Retornei à casa de meus pais, mas
dessa vez não encontrei o Velho à porta da sala, na varanda de casa – a
recorrente imagem num canto de minha memória, em registro da última vez que
estive aqui. Todavia, encontrei mamãe, que, desde a despedida de papai, está
falante e interativa, e não se sabe por quê.
Dias depois de minha chegada,
numa manhã fria e ensolarada, repeti o último trajeto que fiz com papai numa
ida à cidade. Caminhei até a estrada e esperei a van, que chegou dez minutos depois.
Entrei e dei uma nota de dez ao motorista. Ele me devolveu três reais de troco,
certamente lembrando da última vez quando papai pagou as duas passagens com uma
nota de vinte e recebeu, como troco, três notas de dois. Caminhei até o fundo e
me sentei sob olhares curiosos e alguns cochichos [esse aí é filho do
Zelope...].
Abri o livro que levava comigo,
mas não consegui me concentrar na leitura. Passados poucos minutos e depois de muitos
solavancos, já estava eu desembarcando na praça da cidade.
Como da outra vez com meu pai,
entrei na igreja para uma breve visita aos santos e rumei para o bairro da
Taboa. Percorri a longa rua, um pouco íngreme e sinuosa, que faz ligação do
centro com o bairro – a rua que papai, num passado distante, tantas vezes
palmilhou descalço para visitar sua mãe. Observei aquelas casas – muitas só
antigas, enquanto outras antigas e velhas – cujas muitas histórias meu pai,
caminhando comigo, ia contando. Terminado o percurso da rua principal, entrei à
direita e peguei a denominada ‘rua de baixo’. Findo mais esse percurso, cheguei
a uma antiga edificação, agora em ruínas. Paro e me perco nuns devaneios. É uma
antiga casa de venda com pé-direito alto, uns quatro metros talvez.
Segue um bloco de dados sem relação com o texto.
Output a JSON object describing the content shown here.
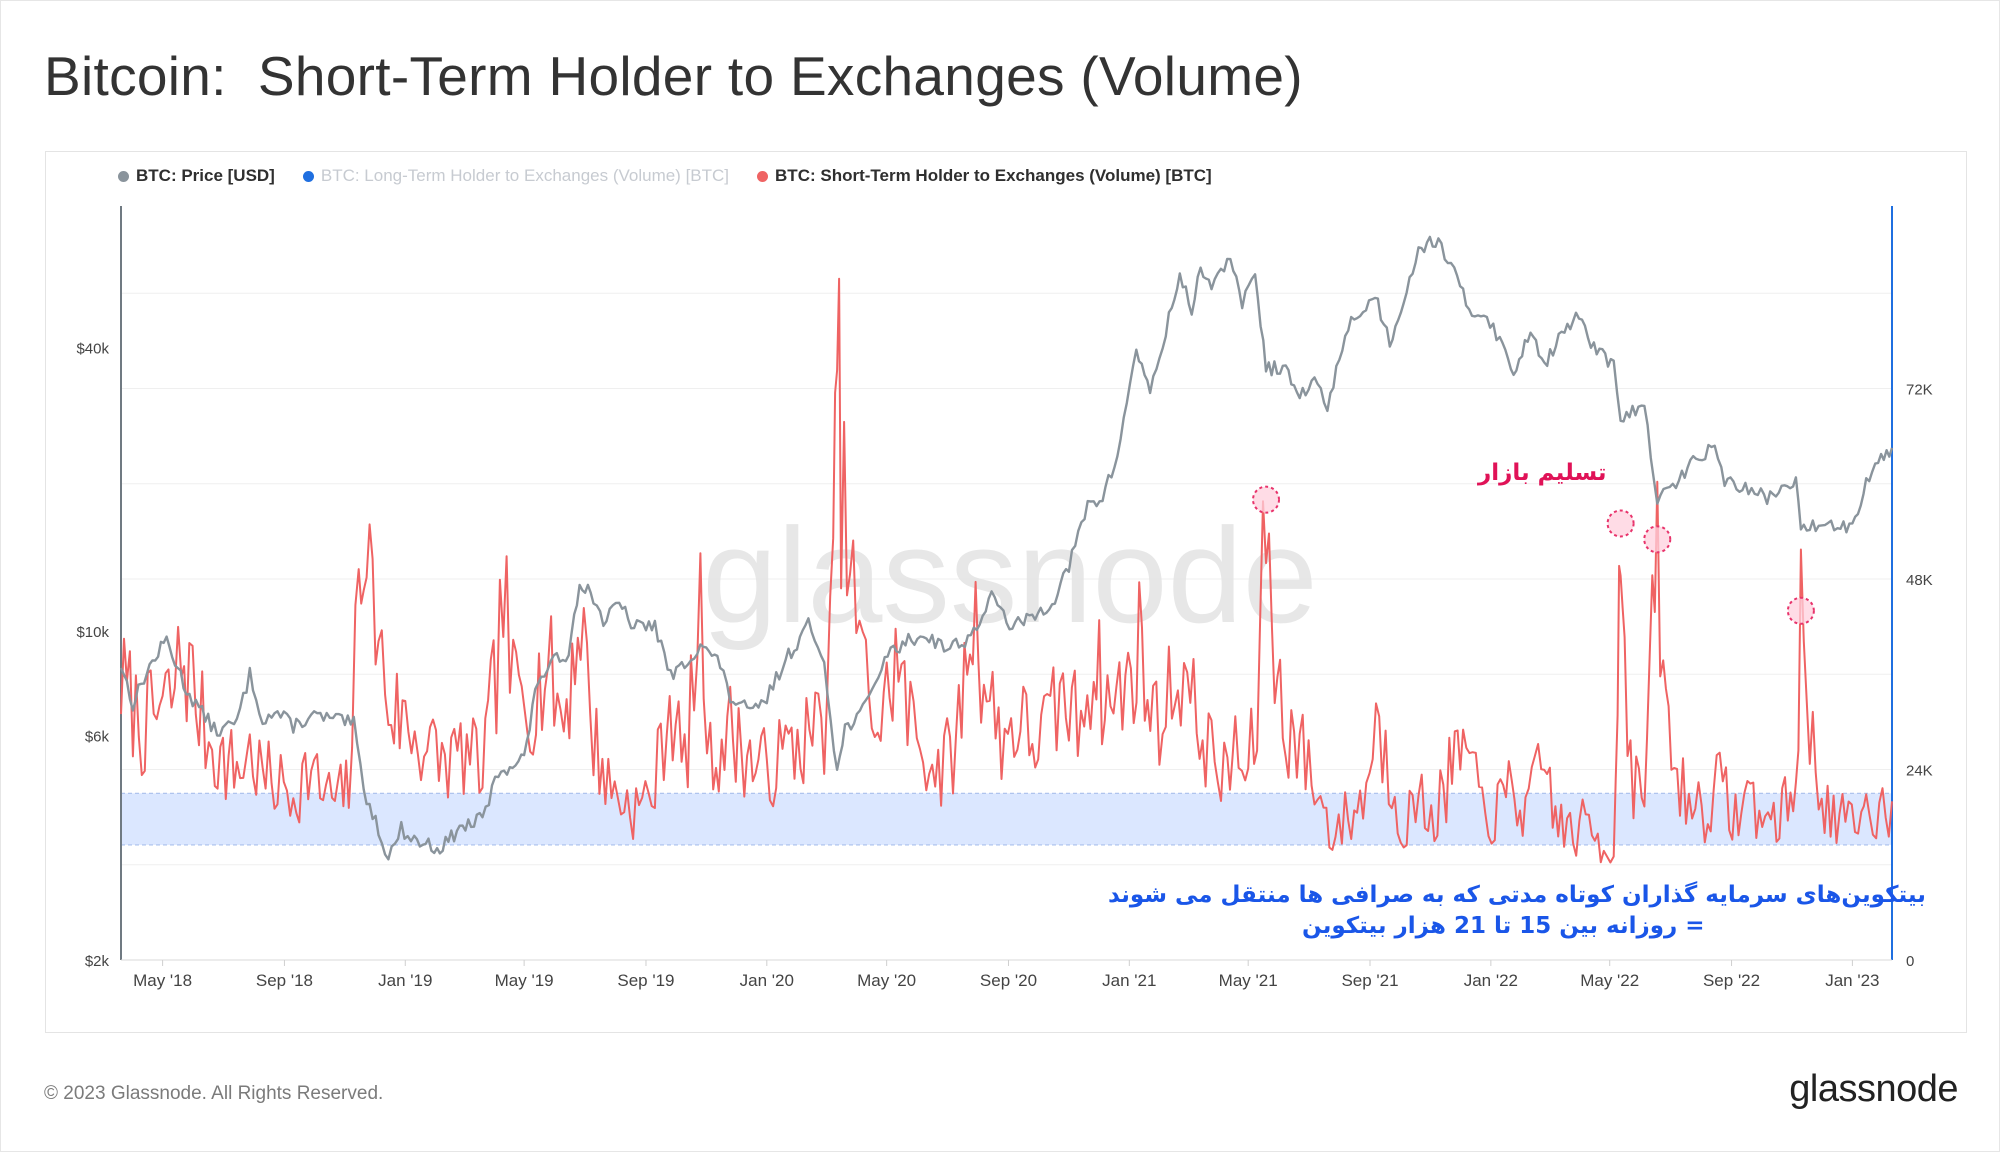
{
  "title": "Bitcoin:  Short-Term Holder to Exchanges (Volume)",
  "footer": {
    "copyright": "© 2023 Glassnode. All Rights Reserved.",
    "logo": "glassnode"
  },
  "watermark": "glassnode",
  "legend": [
    {
      "label": "BTC: Price [USD]",
      "color": "#8a949c",
      "active": true
    },
    {
      "label": "BTC: Long-Term Holder to Exchanges (Volume) [BTC]",
      "color": "#1f6fe0",
      "active": false
    },
    {
      "label": "BTC: Short-Term Holder to Exchanges (Volume) [BTC]",
      "color": "#ef6363",
      "active": true
    }
  ],
  "annotations": {
    "capitulation": "تسلیم بازار",
    "band_line1": "بیتکوین‌های سرمایه گذاران کوتاه مدتی که به صرافی ها منتقل می شوند",
    "band_line2": "= روزانه بین 15 تا 21 هزار بیتکوین"
  },
  "colors": {
    "price": "#8a949c",
    "sth_volume": "#ef6363",
    "band_fill": "#d9e6ff",
    "band_edge": "#a9c0ec",
    "marker": "#e8336b",
    "annotation_red": "#e01257",
    "annotation_blue": "#1a56e8",
    "right_axis": "#1f6fe0"
  },
  "chart_data": {
    "type": "line",
    "title": "Bitcoin:  Short-Term Holder to Exchanges (Volume)",
    "x_range": [
      "2018-03-20",
      "2023-02-10"
    ],
    "x_ticks": [
      "May '18",
      "Sep '18",
      "Jan '19",
      "May '19",
      "Sep '19",
      "Jan '20",
      "May '20",
      "Sep '20",
      "Jan '21",
      "May '21",
      "Sep '21",
      "Jan '22",
      "May '22",
      "Sep '22",
      "Jan '23"
    ],
    "y_left": {
      "scale": "log",
      "ticks": [
        "$2k",
        "$6k",
        "$10k",
        "$40k"
      ],
      "tick_values": [
        2000,
        6000,
        10000,
        40000
      ],
      "min": 2000,
      "max": 80000
    },
    "y_right": {
      "scale": "linear",
      "ticks": [
        "0",
        "24K",
        "48K",
        "72K"
      ],
      "tick_values": [
        0,
        24000,
        48000,
        72000
      ],
      "min": 0,
      "max": 95000
    },
    "band": {
      "axis": "right",
      "from": 14500,
      "to": 21000
    },
    "grid": true,
    "legend_position": "top-left",
    "series": [
      {
        "name": "BTC: Price [USD]",
        "axis": "left",
        "color": "#8a949c",
        "points": [
          [
            "2018-03-20",
            8500
          ],
          [
            "2018-04-01",
            7000
          ],
          [
            "2018-04-15",
            8200
          ],
          [
            "2018-05-05",
            9600
          ],
          [
            "2018-05-25",
            7500
          ],
          [
            "2018-06-10",
            6700
          ],
          [
            "2018-06-25",
            6100
          ],
          [
            "2018-07-15",
            6400
          ],
          [
            "2018-07-28",
            8100
          ],
          [
            "2018-08-10",
            6500
          ],
          [
            "2018-08-25",
            6700
          ],
          [
            "2018-09-10",
            6300
          ],
          [
            "2018-10-01",
            6600
          ],
          [
            "2018-10-20",
            6500
          ],
          [
            "2018-11-10",
            6350
          ],
          [
            "2018-11-20",
            4600
          ],
          [
            "2018-12-05",
            3800
          ],
          [
            "2018-12-15",
            3300
          ],
          [
            "2018-12-28",
            3800
          ],
          [
            "2019-01-10",
            3600
          ],
          [
            "2019-02-05",
            3450
          ],
          [
            "2019-02-25",
            3800
          ],
          [
            "2019-03-20",
            4000
          ],
          [
            "2019-04-05",
            5000
          ],
          [
            "2019-05-01",
            5400
          ],
          [
            "2019-05-15",
            7900
          ],
          [
            "2019-05-31",
            8600
          ],
          [
            "2019-06-15",
            9000
          ],
          [
            "2019-06-26",
            12800
          ],
          [
            "2019-07-10",
            11800
          ],
          [
            "2019-07-20",
            10500
          ],
          [
            "2019-08-05",
            11400
          ],
          [
            "2019-08-20",
            10200
          ],
          [
            "2019-09-10",
            10300
          ],
          [
            "2019-09-26",
            8000
          ],
          [
            "2019-10-10",
            8500
          ],
          [
            "2019-10-26",
            9400
          ],
          [
            "2019-11-15",
            8500
          ],
          [
            "2019-11-25",
            7200
          ],
          [
            "2019-12-18",
            6700
          ],
          [
            "2020-01-01",
            7200
          ],
          [
            "2020-01-20",
            8700
          ],
          [
            "2020-02-12",
            10300
          ],
          [
            "2020-02-28",
            8700
          ],
          [
            "2020-03-12",
            5000
          ],
          [
            "2020-03-20",
            6200
          ],
          [
            "2020-04-10",
            6900
          ],
          [
            "2020-04-29",
            8800
          ],
          [
            "2020-05-20",
            9500
          ],
          [
            "2020-06-10",
            9800
          ],
          [
            "2020-07-01",
            9200
          ],
          [
            "2020-07-25",
            9700
          ],
          [
            "2020-08-15",
            11800
          ],
          [
            "2020-09-05",
            10200
          ],
          [
            "2020-09-25",
            10700
          ],
          [
            "2020-10-15",
            11500
          ],
          [
            "2020-11-01",
            13700
          ],
          [
            "2020-11-20",
            18500
          ],
          [
            "2020-12-05",
            19200
          ],
          [
            "2020-12-20",
            23500
          ],
          [
            "2021-01-08",
            40000
          ],
          [
            "2021-01-22",
            32000
          ],
          [
            "2021-02-10",
            46000
          ],
          [
            "2021-02-21",
            57000
          ],
          [
            "2021-03-05",
            48000
          ],
          [
            "2021-03-14",
            60000
          ],
          [
            "2021-03-25",
            52500
          ],
          [
            "2021-04-13",
            63500
          ],
          [
            "2021-04-25",
            49000
          ],
          [
            "2021-05-08",
            58000
          ],
          [
            "2021-05-19",
            36000
          ],
          [
            "2021-06-05",
            36500
          ],
          [
            "2021-06-22",
            31500
          ],
          [
            "2021-07-10",
            34000
          ],
          [
            "2021-07-20",
            29800
          ],
          [
            "2021-08-10",
            45000
          ],
          [
            "2021-08-28",
            48500
          ],
          [
            "2021-09-06",
            52000
          ],
          [
            "2021-09-21",
            41000
          ],
          [
            "2021-10-05",
            51000
          ],
          [
            "2021-10-20",
            65000
          ],
          [
            "2021-11-09",
            68000
          ],
          [
            "2021-11-25",
            57500
          ],
          [
            "2021-12-10",
            48000
          ],
          [
            "2021-12-28",
            47000
          ],
          [
            "2022-01-10",
            41500
          ],
          [
            "2022-01-24",
            35000
          ],
          [
            "2022-02-10",
            44000
          ],
          [
            "2022-02-24",
            37000
          ],
          [
            "2022-03-28",
            47300
          ],
          [
            "2022-04-15",
            40000
          ],
          [
            "2022-05-05",
            36500
          ],
          [
            "2022-05-12",
            28500
          ],
          [
            "2022-06-05",
            30000
          ],
          [
            "2022-06-18",
            18800
          ],
          [
            "2022-07-10",
            21000
          ],
          [
            "2022-07-30",
            23800
          ],
          [
            "2022-08-15",
            24300
          ],
          [
            "2022-08-25",
            21000
          ],
          [
            "2022-09-15",
            20000
          ],
          [
            "2022-10-10",
            19200
          ],
          [
            "2022-11-05",
            21000
          ],
          [
            "2022-11-10",
            16200
          ],
          [
            "2022-12-01",
            17000
          ],
          [
            "2022-12-20",
            16800
          ],
          [
            "2023-01-01",
            16600
          ],
          [
            "2023-01-15",
            21000
          ],
          [
            "2023-01-30",
            23500
          ],
          [
            "2023-02-10",
            24500
          ]
        ]
      },
      {
        "name": "BTC: Short-Term Holder to Exchanges (Volume) [BTC]",
        "axis": "right",
        "color": "#ef6363",
        "points": [
          [
            "2018-03-20",
            35000
          ],
          [
            "2018-04-01",
            32000
          ],
          [
            "2018-04-10",
            29000
          ],
          [
            "2018-04-25",
            31000
          ],
          [
            "2018-05-10",
            33000
          ],
          [
            "2018-05-20",
            38000
          ],
          [
            "2018-05-28",
            36000
          ],
          [
            "2018-06-10",
            30000
          ],
          [
            "2018-06-20",
            27000
          ],
          [
            "2018-07-01",
            25000
          ],
          [
            "2018-07-15",
            24000
          ],
          [
            "2018-07-28",
            26000
          ],
          [
            "2018-08-10",
            23000
          ],
          [
            "2018-08-25",
            22000
          ],
          [
            "2018-09-10",
            21000
          ],
          [
            "2018-09-25",
            24000
          ],
          [
            "2018-10-10",
            21000
          ],
          [
            "2018-10-25",
            20000
          ],
          [
            "2018-11-05",
            22000
          ],
          [
            "2018-11-15",
            45000
          ],
          [
            "2018-11-20",
            58000
          ],
          [
            "2018-11-26",
            48000
          ],
          [
            "2018-12-05",
            40000
          ],
          [
            "2018-12-15",
            32000
          ],
          [
            "2019-01-01",
            30000
          ],
          [
            "2019-01-20",
            27000
          ],
          [
            "2019-02-10",
            25000
          ],
          [
            "2019-03-01",
            26000
          ],
          [
            "2019-03-20",
            24000
          ],
          [
            "2019-04-03",
            36000
          ],
          [
            "2019-04-10",
            46000
          ],
          [
            "2019-04-20",
            34000
          ],
          [
            "2019-05-10",
            33000
          ],
          [
            "2019-05-25",
            37000
          ],
          [
            "2019-06-10",
            30000
          ],
          [
            "2019-06-27",
            44000
          ],
          [
            "2019-07-10",
            28000
          ],
          [
            "2019-07-25",
            22000
          ],
          [
            "2019-08-10",
            20000
          ],
          [
            "2019-08-25",
            19000
          ],
          [
            "2019-09-10",
            22000
          ],
          [
            "2019-09-25",
            33000
          ],
          [
            "2019-10-10",
            24000
          ],
          [
            "2019-10-26",
            43000
          ],
          [
            "2019-11-05",
            25000
          ],
          [
            "2019-11-25",
            29000
          ],
          [
            "2019-12-15",
            25000
          ],
          [
            "2020-01-01",
            24000
          ],
          [
            "2020-01-20",
            26000
          ],
          [
            "2020-02-10",
            28000
          ],
          [
            "2020-02-28",
            30000
          ],
          [
            "2020-03-08",
            45000
          ],
          [
            "2020-03-12",
            82000
          ],
          [
            "2020-03-16",
            60000
          ],
          [
            "2020-03-25",
            48000
          ],
          [
            "2020-04-10",
            35000
          ],
          [
            "2020-04-25",
            29000
          ],
          [
            "2020-05-10",
            38000
          ],
          [
            "2020-05-25",
            30000
          ],
          [
            "2020-06-10",
            26000
          ],
          [
            "2020-06-25",
            24000
          ],
          [
            "2020-07-10",
            27000
          ],
          [
            "2020-07-27",
            44000
          ],
          [
            "2020-08-10",
            34000
          ],
          [
            "2020-08-25",
            28000
          ],
          [
            "2020-09-10",
            30000
          ],
          [
            "2020-09-25",
            28000
          ],
          [
            "2020-10-10",
            29000
          ],
          [
            "2020-10-26",
            33000
          ],
          [
            "2020-11-10",
            30000
          ],
          [
            "2020-11-26",
            38000
          ],
          [
            "2020-12-10",
            32000
          ],
          [
            "2020-12-28",
            34000
          ],
          [
            "2021-01-11",
            40000
          ],
          [
            "2021-01-25",
            30000
          ],
          [
            "2021-02-10",
            33000
          ],
          [
            "2021-02-22",
            37000
          ],
          [
            "2021-03-10",
            30000
          ],
          [
            "2021-03-25",
            26000
          ],
          [
            "2021-04-10",
            22000
          ],
          [
            "2021-04-18",
            28000
          ],
          [
            "2021-04-28",
            22000
          ],
          [
            "2021-05-10",
            30000
          ],
          [
            "2021-05-19",
            58000
          ],
          [
            "2021-05-25",
            42000
          ],
          [
            "2021-06-05",
            30000
          ],
          [
            "2021-06-22",
            27000
          ],
          [
            "2021-07-10",
            21000
          ],
          [
            "2021-07-25",
            16000
          ],
          [
            "2021-08-10",
            18000
          ],
          [
            "2021-08-25",
            20000
          ],
          [
            "2021-09-07",
            30000
          ],
          [
            "2021-09-20",
            24000
          ],
          [
            "2021-10-05",
            17000
          ],
          [
            "2021-10-20",
            20000
          ],
          [
            "2021-11-05",
            18000
          ],
          [
            "2021-11-20",
            23000
          ],
          [
            "2021-12-04",
            27000
          ],
          [
            "2021-12-20",
            20000
          ],
          [
            "2022-01-05",
            18000
          ],
          [
            "2022-01-22",
            22000
          ],
          [
            "2022-02-05",
            18000
          ],
          [
            "2022-02-24",
            25000
          ],
          [
            "2022-03-10",
            17000
          ],
          [
            "2022-03-25",
            16000
          ],
          [
            "2022-04-10",
            17000
          ],
          [
            "2022-04-25",
            14000
          ],
          [
            "2022-05-05",
            15000
          ],
          [
            "2022-05-09",
            35000
          ],
          [
            "2022-05-12",
            55000
          ],
          [
            "2022-05-16",
            38000
          ],
          [
            "2022-05-25",
            22000
          ],
          [
            "2022-06-05",
            21000
          ],
          [
            "2022-06-13",
            40000
          ],
          [
            "2022-06-18",
            53000
          ],
          [
            "2022-06-24",
            34000
          ],
          [
            "2022-07-05",
            24000
          ],
          [
            "2022-07-20",
            20000
          ],
          [
            "2022-08-05",
            19000
          ],
          [
            "2022-08-20",
            22000
          ],
          [
            "2022-09-05",
            18000
          ],
          [
            "2022-09-20",
            21000
          ],
          [
            "2022-10-05",
            17000
          ],
          [
            "2022-10-25",
            19000
          ],
          [
            "2022-11-05",
            22000
          ],
          [
            "2022-11-10",
            44000
          ],
          [
            "2022-11-16",
            32000
          ],
          [
            "2022-11-25",
            24000
          ],
          [
            "2022-12-10",
            18000
          ],
          [
            "2022-12-25",
            17000
          ],
          [
            "2023-01-10",
            16000
          ],
          [
            "2023-01-15",
            22000
          ],
          [
            "2023-01-25",
            18000
          ],
          [
            "2023-02-10",
            20000
          ]
        ]
      }
    ],
    "highlighted_peaks": [
      {
        "date": "2021-05-19",
        "value": 58000
      },
      {
        "date": "2022-05-12",
        "value": 55000
      },
      {
        "date": "2022-06-18",
        "value": 53000
      },
      {
        "date": "2022-11-10",
        "value": 44000
      }
    ]
  }
}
Contei nove
portas para a rua, todas de duas bandeiras. Quis contar as janelas – uma dezena
talvez – mas desisti de conferir, pois me perdi nas portas e não quis recontar
as janelas. Uma janela estava destruída e por ela pude contemplar o interior da
casa. As paredes intactas de um azul profundo, estonteante. Mas o telhado já
quase não havia, e uma trepadeira revezava suas folhas com algumas telhas.
Fiquei por um momento ali, parado, imaginando o quanto de vida já pulsou sob
aquele teto. Quantas crianças correram e tropeçaram nos corredores, talvez
brincando de esconde-esconde. Daquela casa, apenas sei que pertenceu a um primo
distante de meu pai e que era fabricante de carros de boi.
Dou mais uns poucos passos e
entro na casa de minha tia, uma ‘’senhorita’’ de poucas palavras e muitos gatos,
que encontro na varanda da cozinha, tomando sol após o café da manhã. Insisto
um pouco e ela aceita fazer uma breve caminhada. Com alguma dificuldade, a tia
ainda anda. Subimos a rua e cruzamos com uma senhorinha de bengala. ‘’Ô
diacho... Aquela ali tá bem perrengue!...’’, a tia disse e eu concordei. Papai teria dado boas risadas.